Researchers find mutations that contribute to rare blood cancer

Mutations in immune cells prevented their natural death in roughly half of the cell samples from patients with the incurable cancer, and suggest drug targets for the disease.

- By Kim Smuga-Otto

Paul Khavari and his colleagues have identified mutations that can cause a rare immune cell cancer.
Steve Fisch

Researchers at the Stanford University School of Medicine have identified a group of mutations responsible for many cases of a rare immune cell cancer called cutaneous T-cell lymphoma. Identifying the mutations could tip off clinicians to effective treatments for the currently incurable condition.

The mutations are found in 15 genes for proteins that work together in a T-cell-survival mechanism. When mutations prevent the mechanism from switching off, the T cells don’t die when they should and actually keep multiplying.

The findings were published online Aug. 10 in Nature Genetics.
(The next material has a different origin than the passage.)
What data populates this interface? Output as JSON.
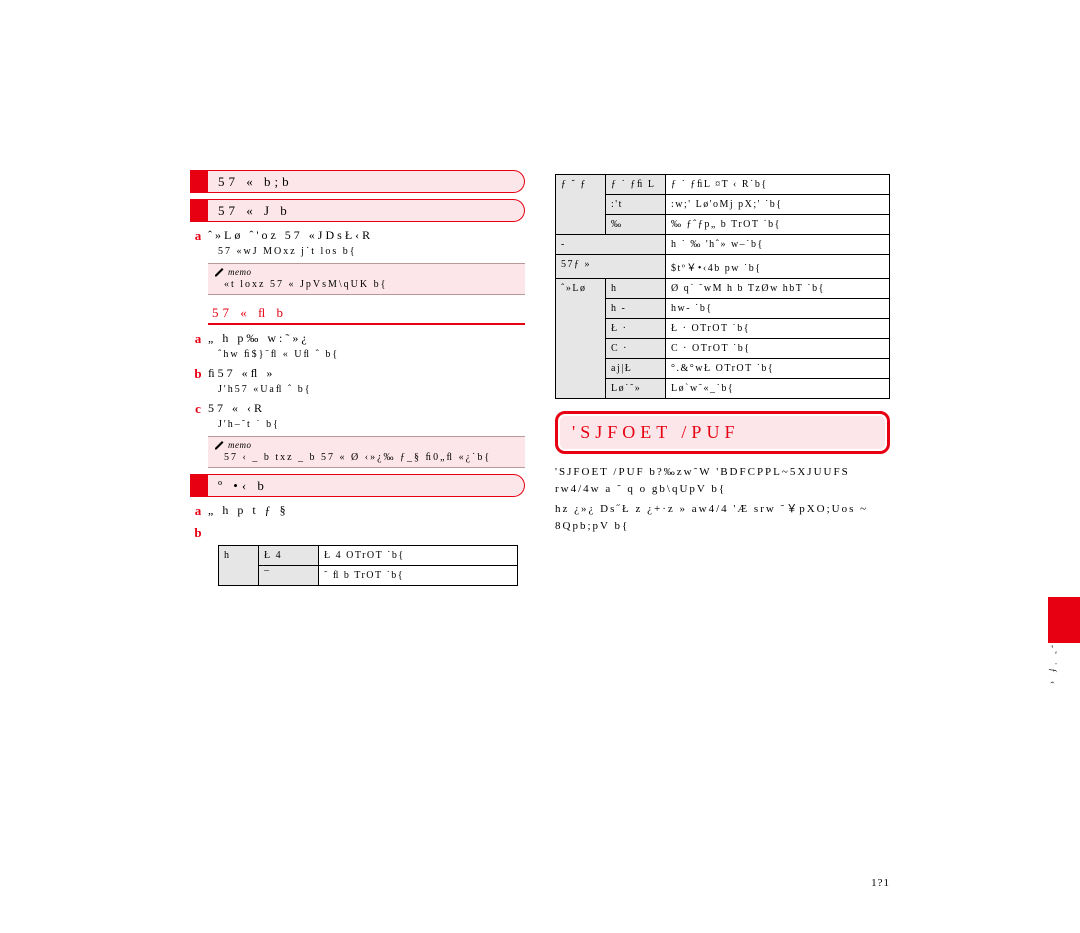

Cutaneous T-cell lymphoma — which manifests as rashes, skin tumors and leukemia — doesn’t respond well to traditional chemotherapy, although a technique known as total skin electron radiation that was developed at Stanford can keep the skin disease at bay. Additionally, a new stem cell transplant therapy, also from Stanford, shows promise for long-term remission for those patients with advanced, high-risk disease.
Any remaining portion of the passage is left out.